Related tags: Research

L'Oréal has recently opened a new research centre in Chicago in the
US which it claims will be the first in the world uniquely
dedicated to studying the skin and hair of different ethnic groups.

L'Oréal has recently opened a new research centre in Chicago in the US which it claims will be the first in the world uniquely dedicated to studying the skin and hair of different ethnic groups.

Named the L'Oréal Institute for Ethnic Hair & Skin Research, the centre's first major project is said to be centred on characterising the chemical and physical properties of African hair. The goal of this research is to better classify hair according to fibre structure so that the performance of hair relaxers currently on the market can be improved, said the company in a statement. Other projects are set to investigate skin care problems unique to people of colour, such as pigment and scarring disorders.

Inaugurated by Lindsay Owen-Jones, L'Oreal's chairman and CEO, the institute is located in a building in South Chicago. According to L'Oreal there are currently around 30 researchers, chemists, physicists, biologists and dermatologists on staff, although the number is expected to grow in the near future.

The institute is also the first, according to L'Oreal, to take advantage of the synergy created by combining basic research, product development and testing salon all under one roof. Ideas can flow easily among the different departments.

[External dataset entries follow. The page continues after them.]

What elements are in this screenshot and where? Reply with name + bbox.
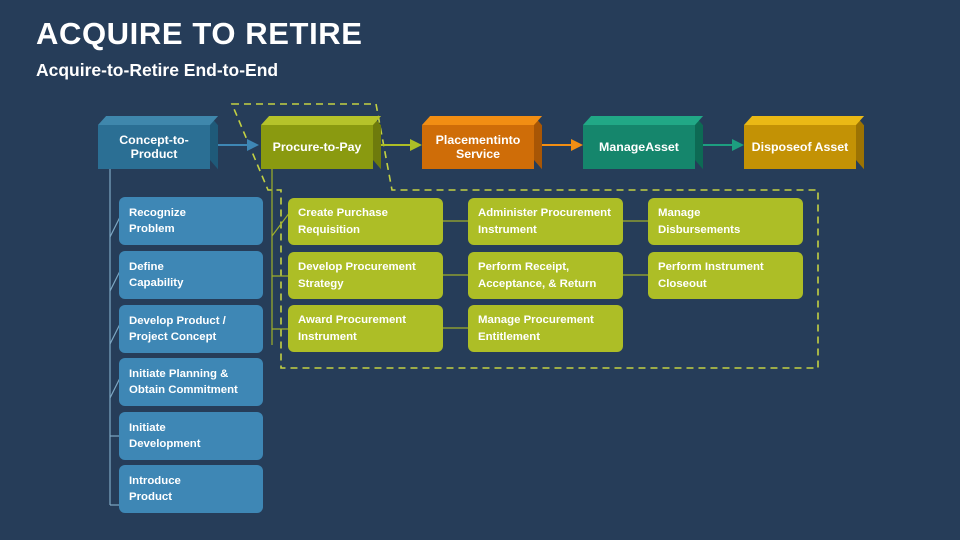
- stage-box-side-face: [373, 116, 381, 169]
- stage-box-placement-into-service[interactable]: Placementinto Service: [422, 116, 542, 169]
- stage-box-dispose-of-asset[interactable]: Disposeof Asset: [744, 116, 864, 169]
- task-box-label: Perform InstrumentCloseout: [658, 259, 764, 292]
- page-subtitle: Acquire-to-Retire End-to-End: [36, 60, 278, 81]
- stage-box-side-face: [856, 116, 864, 169]
- task-box-label: Develop Product /Project Concept: [129, 313, 226, 346]
- task-box-create-purchase-requisition[interactable]: Create PurchaseRequisition: [288, 198, 443, 245]
- task-box-label: Create PurchaseRequisition: [298, 205, 388, 238]
- task-box-label: Award ProcurementInstrument: [298, 312, 406, 345]
- stage-box-side-face: [534, 116, 542, 169]
- stage-box-label: Procure-to-Pay: [261, 125, 373, 169]
- stage-box-side-face: [210, 116, 218, 169]
- task-box-label: IntroduceProduct: [129, 473, 181, 506]
- stage-box-top-face: [98, 116, 218, 125]
- task-box-define-capability[interactable]: DefineCapability: [119, 251, 263, 299]
- stage-box-label: Concept-to-Product: [98, 125, 210, 169]
- task-box-label: Perform Receipt,Acceptance, & Return: [478, 259, 596, 292]
- task-box-introduce-product[interactable]: IntroduceProduct: [119, 465, 263, 513]
- page-title: ACQUIRE TO RETIRE: [36, 16, 363, 52]
- task-box-initiate-planning[interactable]: Initiate Planning &Obtain Commitment: [119, 358, 263, 406]
- task-box-label: ManageDisbursements: [658, 205, 740, 238]
- stage-box-procure-to-pay[interactable]: Procure-to-Pay: [261, 116, 381, 169]
- task-box-label: Develop ProcurementStrategy: [298, 259, 416, 292]
- stage-box-top-face: [583, 116, 703, 125]
- task-box-label: InitiateDevelopment: [129, 420, 201, 453]
- stage-box-top-face: [422, 116, 542, 125]
- task-box-manage-disbursements[interactable]: ManageDisbursements: [648, 198, 803, 245]
- task-box-administer-procurement-instrument[interactable]: Administer ProcurementInstrument: [468, 198, 623, 245]
- stage-box-label: ManageAsset: [583, 125, 695, 169]
- stage-box-side-face: [695, 116, 703, 169]
- slide-canvas: ACQUIRE TO RETIRE Acquire-to-Retire End-…: [0, 0, 960, 540]
- task-box-label: Manage ProcurementEntitlement: [478, 312, 594, 345]
- task-box-perform-instrument-closeout[interactable]: Perform InstrumentCloseout: [648, 252, 803, 299]
- stage-box-label: Disposeof Asset: [744, 125, 856, 169]
- stage-box-label: Placementinto Service: [422, 125, 534, 169]
- task-box-develop-product-concept[interactable]: Develop Product /Project Concept: [119, 305, 263, 353]
- stage-box-top-face: [744, 116, 864, 125]
- stage-box-manage-asset[interactable]: ManageAsset: [583, 116, 703, 169]
- task-box-perform-receipt-acceptance[interactable]: Perform Receipt,Acceptance, & Return: [468, 252, 623, 299]
- stage-box-top-face: [261, 116, 381, 125]
- task-box-manage-procurement-entitlement[interactable]: Manage ProcurementEntitlement: [468, 305, 623, 352]
- task-box-label: Initiate Planning &Obtain Commitment: [129, 366, 238, 399]
- task-box-label: Administer ProcurementInstrument: [478, 205, 611, 238]
- task-box-label: RecognizeProblem: [129, 205, 186, 238]
- task-box-recognize-problem[interactable]: RecognizeProblem: [119, 197, 263, 245]
- task-box-develop-procurement-strategy[interactable]: Develop ProcurementStrategy: [288, 252, 443, 299]
- task-box-award-procurement-instrument[interactable]: Award ProcurementInstrument: [288, 305, 443, 352]
- task-box-label: DefineCapability: [129, 259, 183, 292]
- stage-box-concept-to-product[interactable]: Concept-to-Product: [98, 116, 218, 169]
- task-box-initiate-development[interactable]: InitiateDevelopment: [119, 412, 263, 460]
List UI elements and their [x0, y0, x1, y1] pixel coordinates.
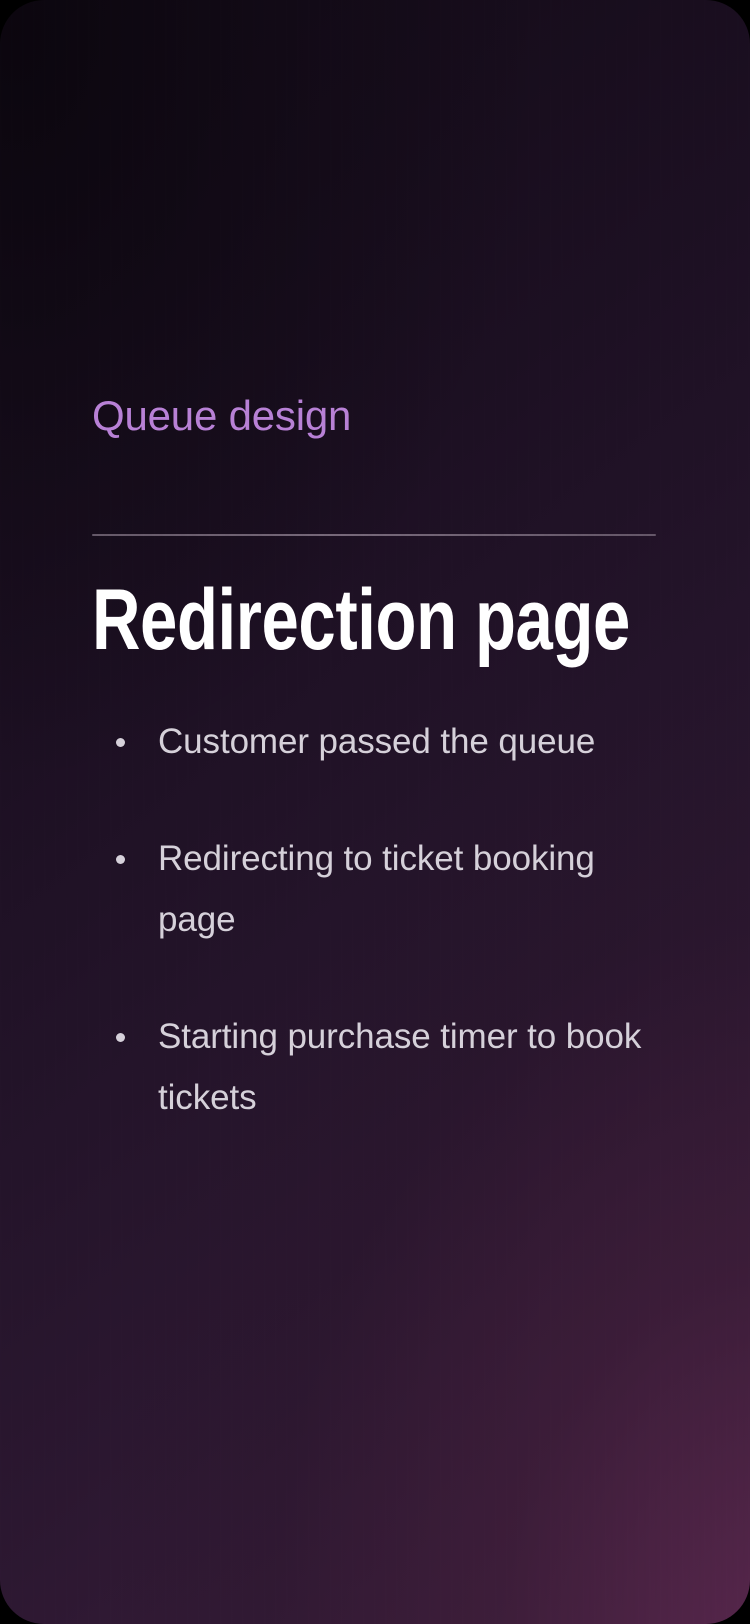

"Product development is not the Institute's only focus. The center will generate two types of information. Any information leading to the development of new products will be proprietary, but educating physicians and consumers is also one of our primary goals"​ explained Dr. Victoria Holloway, director of the research institute.

Holloway added that: "This institute is symbolic of L'Oréal's commitment to science as well as our commitment to making cutting-edge advances in research and development for ethnic hair and skin."

Consumers of different ethnic origins have specific skin and hair care needs that require products especially formulated for them. L'Oréal claims it's acquisition of the Soft-Sheen/Carson brand, a world leader in skin and hair care for Black women, has greatly expanded the group's activities in this market sector.